The "Islamic State of Iraq and Syria" (ISIS) group's invasion of parts of Iraq in 2014 and the battles that followed to oust the group from those areas, have cost ISIS most of its top leaders.

Over the course of the conflict, "ISIS lost 43 out of 48 of its founding leaders, who were at the top of the hierarchy and played critical roles", security expert Jassim Hanoun told Diyaruna.

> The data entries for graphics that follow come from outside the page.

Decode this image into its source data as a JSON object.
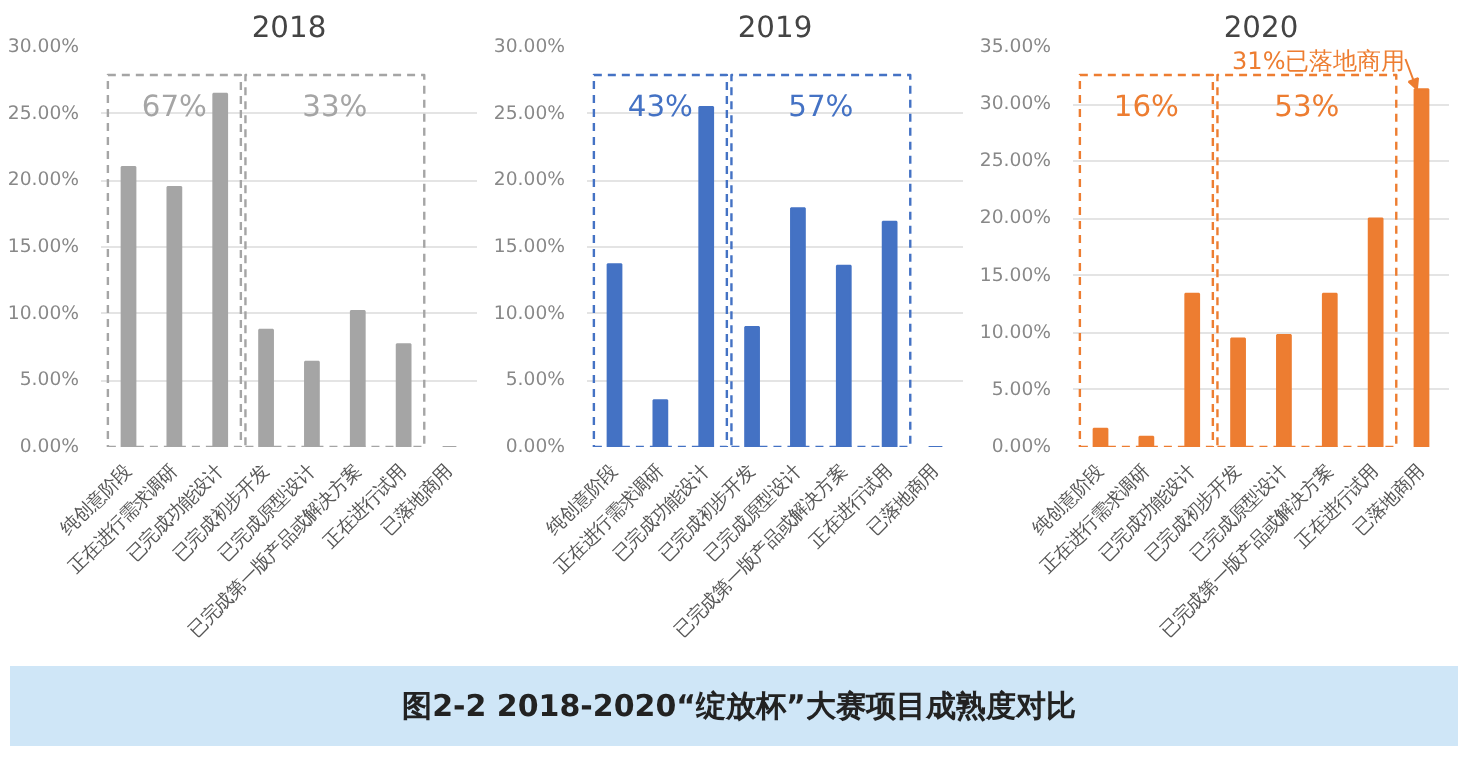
{
  "chart_data": [
    {
      "type": "bar",
      "title": "2018",
      "categories": [
        "纯创意阶段",
        "正在进行需求调研",
        "已完成功能设计",
        "已完成初步开发",
        "已完成原型设计",
        "已完成第一版产品或解决方案",
        "正在进行试用",
        "已落地商用"
      ],
      "values": [
        21.0,
        19.5,
        26.5,
        8.8,
        6.4,
        10.2,
        7.7,
        0
      ],
      "color": "#a5a5a5",
      "ylim": [
        0,
        30
      ],
      "yticks": [
        {
          "value": 0,
          "label": "0.00%"
        },
        {
          "value": 5,
          "label": "5.00%"
        },
        {
          "value": 10,
          "label": "10.00%"
        },
        {
          "value": 15,
          "label": "15.00%"
        },
        {
          "value": 20,
          "label": "20.00%"
        },
        {
          "value": 25,
          "label": "25.00%"
        },
        {
          "value": 30,
          "label": "30.00%"
        }
      ],
      "grid": "y",
      "annotations": [
        "67%",
        "33%",
        "图2-2  2018-2020“绽放杯”大赛项目成熟度对比"
      ]
    },
    {
      "type": "bar",
      "title": "2019",
      "categories": [
        "纯创意阶段",
        "正在进行需求调研",
        "已完成功能设计",
        "已完成初步开发",
        "已完成原型设计",
        "已完成第一版产品或解决方案",
        "正在进行试用",
        "已落地商用"
      ],
      "values": [
        13.7,
        3.5,
        25.5,
        9.0,
        17.9,
        13.6,
        16.9,
        0
      ],
      "color": "#4472c4",
      "ylim": [
        0,
        30
      ],
      "yticks": [
        {
          "value": 0,
          "label": "0.00%"
        },
        {
          "value": 5,
          "label": "5.00%"
        },
        {
          "value": 10,
          "label": "10.00%"
        },
        {
          "value": 15,
          "label": "15.00%"
        },
        {
          "value": 20,
          "label": "20.00%"
        },
        {
          "value": 25,
          "label": "25.00%"
        },
        {
          "value": 30,
          "label": "30.00%"
        }
      ],
      "grid": "y",
      "annotations": [
        "43%",
        "57%"
      ]
    },
    {
      "type": "bar",
      "title": "2020",
      "categories": [
        "纯创意阶段",
        "正在进行需求调研",
        "已完成功能设计",
        "已完成初步开发",
        "已完成原型设计",
        "已完成第一版产品或解决方案",
        "正在进行试用",
        "已落地商用"
      ],
      "values": [
        1.6,
        0.9,
        13.4,
        9.5,
        9.8,
        13.4,
        20.0,
        31.3
      ],
      "color": "#ed7d31",
      "ylim": [
        0,
        35
      ],
      "yticks": [
        {
          "value": 0,
          "label": "0.00%"
        },
        {
          "value": 5,
          "label": "5.00%"
        },
        {
          "value": 10,
          "label": "10.00%"
        },
        {
          "value": 15,
          "label": "15.00%"
        },
        {
          "value": 20,
          "label": "20.00%"
        },
        {
          "value": 25,
          "label": "25.00%"
        },
        {
          "value": 30,
          "label": "30.00%"
        },
        {
          "value": 35,
          "label": "35.00%"
        }
      ],
      "grid": "y",
      "annotations": [
        "16%",
        "53%",
        {
          "text": "31%已落地商用",
          "x": "已落地商用",
          "y": 31.3
        }
      ]
    }
  ]
}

ISIS also lost elite field commanders and those who were "in charge of protecting ISIS's funding sources", Hanoun said, noting that the airstrikes targeting them have "caused the group's structure to collapse".

Prominent leaders killed

Most prominent among the fallen ISIS leaders was the group's top strategist and propaganda chief, who went by the alias Abu Mohammed al-Adnani.

Al-Adnani, whose real name was Taha Subhi Falaha, was killed by a coalition airstrike in Aleppo in August of 2016, the Pentagon confirmed.

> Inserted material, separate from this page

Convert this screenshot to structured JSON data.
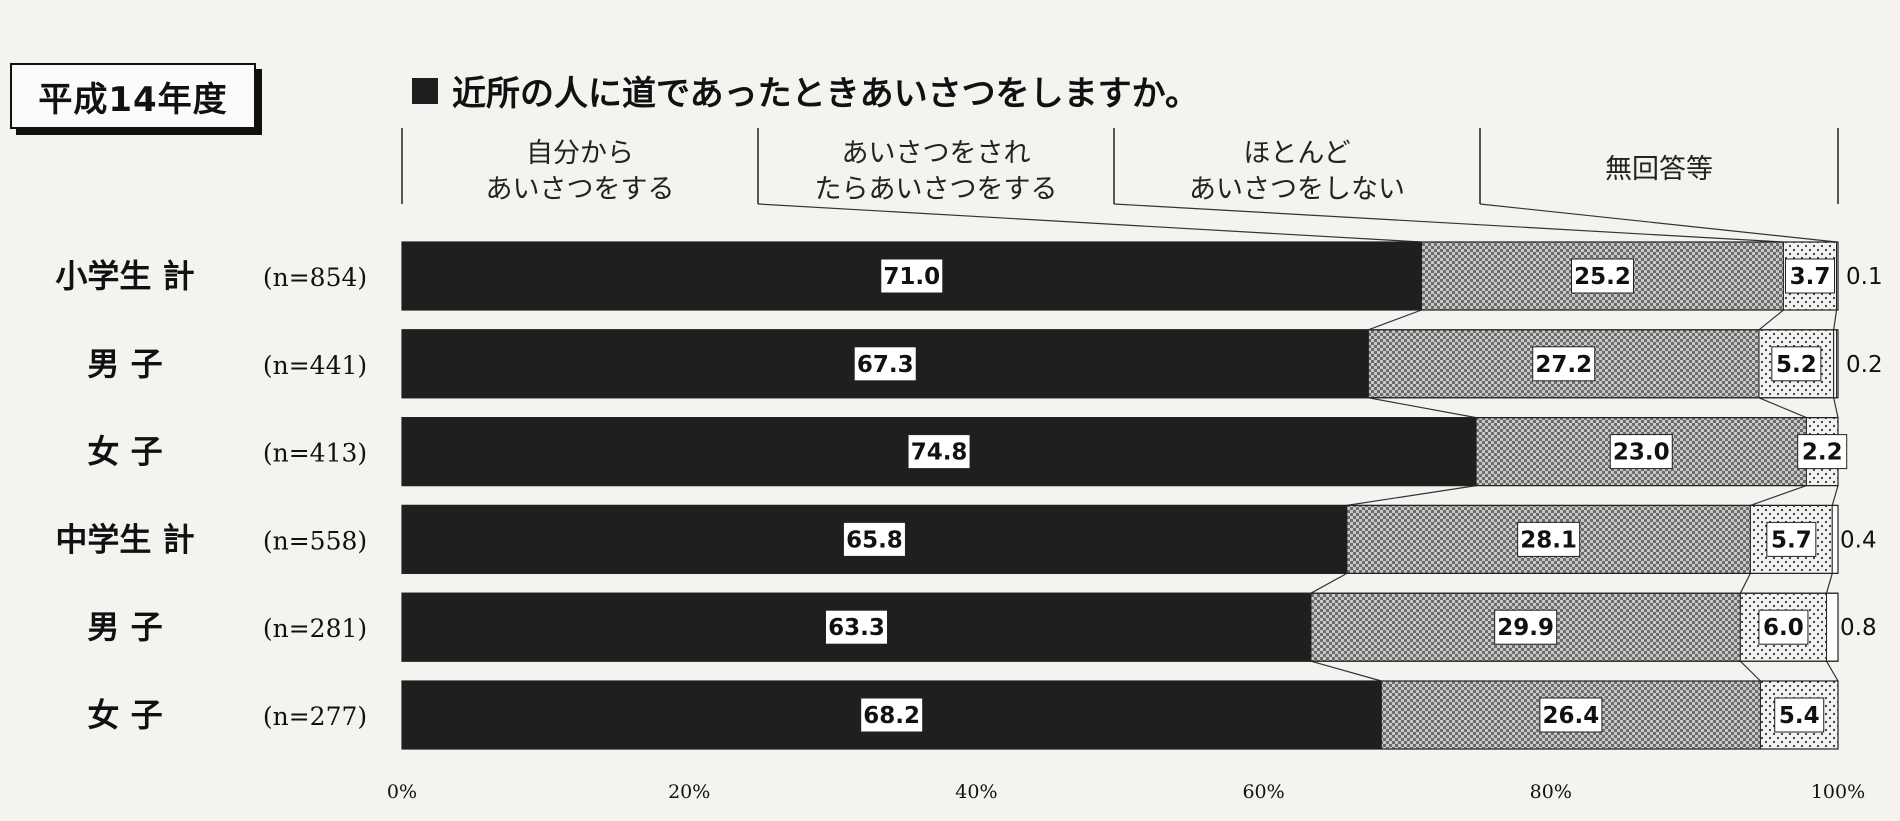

A month earlier, the group confirmed the death of top commander Abu Omar al-Shishani, real name Tarkhan Batirashvili, in the Iraqi town of al-Sharqat.

Also killed was ISIS field commander in Anbar Shaker Wahib, also known as Abu Wahib al-Fahdawi al-Dulaimi.

Fadhil Ahmed Abdullah al-Hayali, who oversaw the ISIS occupation of Iraqi cities, was killed by a coalition strike in 2015. He had used several aliases, including Abu Muslim al-Turkmani, Hajj Mutaz and Abu Mutaz al-Qurashi.

ISIS leader Abu Bakr al-Baghdadi’s deputy, Abdul Rahman al-Qadouli, who went by the alias Abu Alaa al-Afri, was killed in an Iraqi operation in 2015.

Senior ISIS leader Adnan Ismail Najm Abdullah al-Dulaimi, known by the alias Abu Abdul Rahman al-Baylawi, was killed by Iraqi forces in 2014. He had been in charge of the group's so-called military council.

Absence of leadership

"Ambushes and individual attacks that were recently staged by ISIS were intended to tell the world that they still reserved some power," Hanoun said.

However, these attacks also reveal the "absence of a central leadership that makes plans", he said, noting that small-scale attacks on easy targets are being executed by fleeing ISIS remnants.

ISIS has returned to a modus operandi in which every member or cell works independently without any recourse to guidance or decisions made by the leaders of the group, said security expert Fadel Abu Ragheef.

The group began operating this way after a number of its leaders were killed, he told Diyaruna, noting that al-Baghdadi "now lives as a fugitive, who must move from one location to another with a small number of his followers".

The ISIS leader is now unable to lead his group and has no one upon whom he can depend, he added.

Ninawa provincial council security committee member Hassan Shabib underscored the importance of working to combat ISIS's ideology, in addition to ousting its remaining fighters.

"Not dealing strictly with this extreme ideology and preventing it from permeating the younger generation means that we will see future generations of terrorists and new leaders," he told Diyaruna.

"This war of ideologies must be our next step, after decimating the human and financial resources of terrorism," he said.